I couldn’t wait to show Oonagh the next day; the scaly lines had disappeared and that patch of my left calf looked and smelled great—shiny and healthy.
My next move was obvious: cover both calves with the stuff, and my problem would be solved.
I was in the process of doing this when my bedroom door opened and my father walked in.
He started to tell me something—I can’t remember what—but stopped mid-sentence when he saw what I was doing.
His face stiffened in disapproval, and I didn’t understand why he was acting as if he’d caught me injecting heroin into my eyeballs.
“What the hell is that?” he demanded. I explained quickly—anything to make the horrible hardness in his eyes disappear.
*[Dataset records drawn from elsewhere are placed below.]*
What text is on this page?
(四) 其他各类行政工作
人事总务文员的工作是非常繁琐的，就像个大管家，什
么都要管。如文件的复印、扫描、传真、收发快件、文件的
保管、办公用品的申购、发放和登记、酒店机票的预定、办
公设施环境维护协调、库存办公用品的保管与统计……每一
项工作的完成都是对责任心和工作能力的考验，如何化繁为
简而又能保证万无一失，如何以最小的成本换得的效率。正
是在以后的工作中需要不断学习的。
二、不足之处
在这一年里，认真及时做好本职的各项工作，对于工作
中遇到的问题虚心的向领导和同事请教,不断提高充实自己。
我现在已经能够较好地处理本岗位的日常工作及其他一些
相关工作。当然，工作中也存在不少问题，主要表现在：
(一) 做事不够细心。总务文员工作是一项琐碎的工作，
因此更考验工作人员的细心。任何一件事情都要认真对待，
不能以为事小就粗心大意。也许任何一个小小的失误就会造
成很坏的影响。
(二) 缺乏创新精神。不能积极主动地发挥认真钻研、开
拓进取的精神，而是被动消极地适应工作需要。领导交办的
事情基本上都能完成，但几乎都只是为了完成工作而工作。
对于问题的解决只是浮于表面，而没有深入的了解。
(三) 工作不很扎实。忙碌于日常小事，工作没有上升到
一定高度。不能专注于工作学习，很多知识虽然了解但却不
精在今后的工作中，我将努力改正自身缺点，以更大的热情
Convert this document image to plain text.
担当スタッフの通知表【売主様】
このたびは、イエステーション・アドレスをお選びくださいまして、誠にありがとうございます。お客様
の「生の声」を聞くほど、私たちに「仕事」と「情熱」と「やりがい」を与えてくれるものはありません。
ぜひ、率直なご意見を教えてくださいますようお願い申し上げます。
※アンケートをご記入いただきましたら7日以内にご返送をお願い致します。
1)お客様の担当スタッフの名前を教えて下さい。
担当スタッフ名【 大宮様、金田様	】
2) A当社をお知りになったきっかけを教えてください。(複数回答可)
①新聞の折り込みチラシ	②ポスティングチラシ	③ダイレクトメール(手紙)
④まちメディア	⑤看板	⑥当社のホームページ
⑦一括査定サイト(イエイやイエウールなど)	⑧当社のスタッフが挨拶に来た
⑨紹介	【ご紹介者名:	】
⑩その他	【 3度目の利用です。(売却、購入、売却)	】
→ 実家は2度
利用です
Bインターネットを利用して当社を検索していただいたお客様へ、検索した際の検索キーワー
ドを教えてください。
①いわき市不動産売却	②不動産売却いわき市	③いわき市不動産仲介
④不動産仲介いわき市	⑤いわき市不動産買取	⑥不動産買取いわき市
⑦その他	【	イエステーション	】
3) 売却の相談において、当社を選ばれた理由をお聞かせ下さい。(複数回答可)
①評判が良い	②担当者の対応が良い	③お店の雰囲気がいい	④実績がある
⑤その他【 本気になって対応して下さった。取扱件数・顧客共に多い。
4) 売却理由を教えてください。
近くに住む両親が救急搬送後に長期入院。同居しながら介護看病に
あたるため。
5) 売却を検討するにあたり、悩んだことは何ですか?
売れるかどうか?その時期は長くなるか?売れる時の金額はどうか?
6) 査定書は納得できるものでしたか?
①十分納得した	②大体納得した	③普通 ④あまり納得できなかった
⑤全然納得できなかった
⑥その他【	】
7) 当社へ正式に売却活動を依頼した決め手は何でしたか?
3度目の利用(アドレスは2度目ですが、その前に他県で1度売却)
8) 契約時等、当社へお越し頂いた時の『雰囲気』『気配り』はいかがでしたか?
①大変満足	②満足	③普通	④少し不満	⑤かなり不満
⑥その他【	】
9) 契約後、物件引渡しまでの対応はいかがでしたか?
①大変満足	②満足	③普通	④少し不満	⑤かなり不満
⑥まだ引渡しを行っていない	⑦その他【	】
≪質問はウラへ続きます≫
At thirteen, I knew what it meant: between hours and days of tight-lipped, hostility-radiating silence interspersed with long bouts of berating and bellowing.
I remember thinking he would definitely say something along the lines of “Oh, right, that’s fine, then,” once he understood.
He didn’t. Instead, he swore under his breath, shook his head in disgust, and left the room, slamming the door hard.
I can’t remember if I immediately ran after him and started apologizing or if I first spent a few minutes wondering what exactly I’d done to displease him, but I recall very clearly sitting on the sofa in his study while he sat at his desk and roared at me: “I don’t understand what’s happening to you!
You used to read books and care about serious things!
Now you’ve turned into someone who wastes her time on beautifying herself!
All you want to do is make yourself look like some dolly bird!
You’re only thirteen! Why do you need to put lotion on your legs? You’re a child!”
Normally my only option in such situations was to say, “Yes, you’re right, I’m sorry,” over and over again until he calmed down, having got the poison out of his system.
It was important to try and do this without crying, too, because when I cried, it made him angrier.
“What are you crying for?” he would yell. “I’m the one who should be crying!”
This time, though, I thought I had a defense worth stating more than once.
I was sure dry, scaly legs that needed moisturizing because they were actually sore fell into the category of a health issue rather than anything to do with vanity, but Dad brushed it aside, saying that whether on this occasion I’d been caring too much about my appearance or not didn’t matter; in general and overall, I had been displaying all kinds of attitudes recently that he found disappointing.
My priorities and interests were all wrong, and it was terrible that I used to be better and was now so much worse.
Those weren’t his exact (shouted) words, but that was the gist.